Sebelumnya Kementerian ESDM telah menerbitkan Keputusan Menteri ESDM (Kepmen) nomor 1953 K/06/MEM/2018, ditandatangani oleh Menteri ESDM Ignasius Jonan dan mulai berlaku sejak 5 September 2018.


Penegasan penggunaan barang dalam negeri ini, selain untuk meningkatkan TKDN, untuk mengurangi impor, yang pada akhirnya dinilai mampu memperkuat Rupiah. Untuk itu, Presiden Joko Widodo pun memutuskan untuk menunda sebanyak 15.200 MW proyek listrik.

Jonan memaparkan 15.200 MW proyek listrik yang ditunda ini merupakan bagian dari 35 ribu MW yang digagas oleh pemerintahan Presiden Joko Widodo, dan dijalankan oleh PT PLN (Persero).

"Ini yang dari 35 ribu MW yang direncanakan dan belum mencapai finansial closing, dan sudah digeser ke tahun-tahun berikutnya adalah sebesar 15.200 MW," ujarnya di Kementerian ESDM, Selasa (4/9/2018).

Proyek 15.200 MW ini pada mulanya diharapkan bisa selesai di 2019, kini ditunda sampai ke 2021 bahkan bisa sampai 2026 sesuai dengan permintaan kelistrikan. Mundurnya target operasional ini sekaligus untuk menyesuaikan pertumbuhan konsumsi listrik yang di kuartal II kemarin hanya sebesar 4,7%.

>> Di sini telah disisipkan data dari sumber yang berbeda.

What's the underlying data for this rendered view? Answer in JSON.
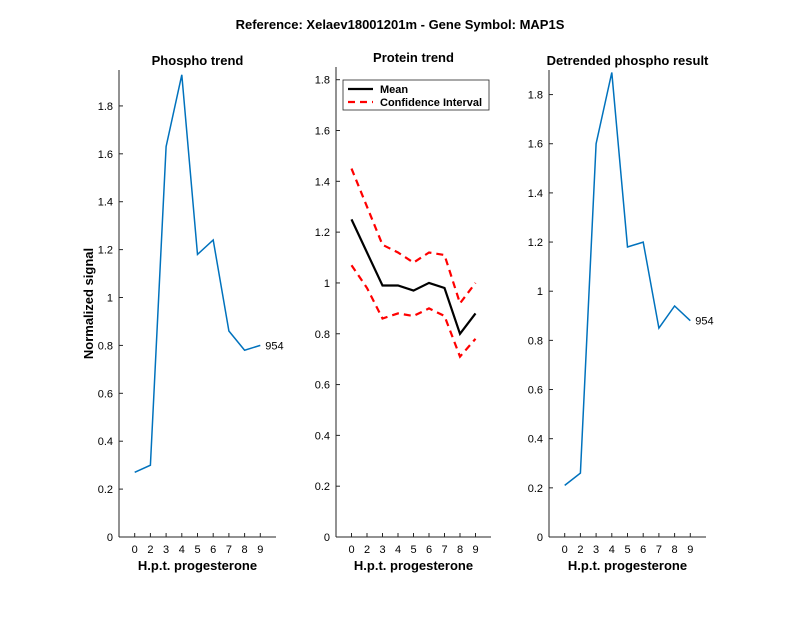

Pergesaran target ini, kata Jonan, bertujuan untuk menekan pengadaan impor. Biasanya di proyek kelistrikan komposisi tingkat komponen dalam negeri (TKDN) bisa sampai 50% lebih di beberapa proyek, tapi secara rerata ada di 20% sampai 40%. Dengan pemunduran ini, total potensi investasi yang berkurang ke kantong pemerintah mencapai US$ 24 miliar sampai US$ 25 miliar.

"Tapi ini bisa kurangi beban impor kira-kira sampai US$ 8 miliar hingga US$ 10 miliar," jelasnya. Nilai ini setara dengan Rp 149 triliun dengan kurs dolar Rp 14.900.

Meski ditunda, Jonan memastikan ini tidak akan menganggu target rasio elektrifikasi hingga 99% di 2019. Mengingat hari ini rasio elektrifikasi sudah mencapai 97% dan akhir tahun ditargetkan bisa mencapai 97,5%. Dipastikan juga untuk proyek berbasis energi baru dan terbarukan tetap berjalan.


"Untuk EBT (Energi Baru dan Terbarukan) tidak boleh mundur, berarti tidak boleh," ujar Direktur Perencanaan Korporat PT PLN (Persero) Syofvi Felianty Roekman, Kamis (6/9/2018).


Syofvi menegaskan tetap dipertahankannya proyek pembangkit EBT terkait dengan target pemerintah untuk mencapai porsi 23% energi baru di bauran energi tahun 2025. Yang diturunkan, kata dia, untuk pembangkit batu bara dan gas.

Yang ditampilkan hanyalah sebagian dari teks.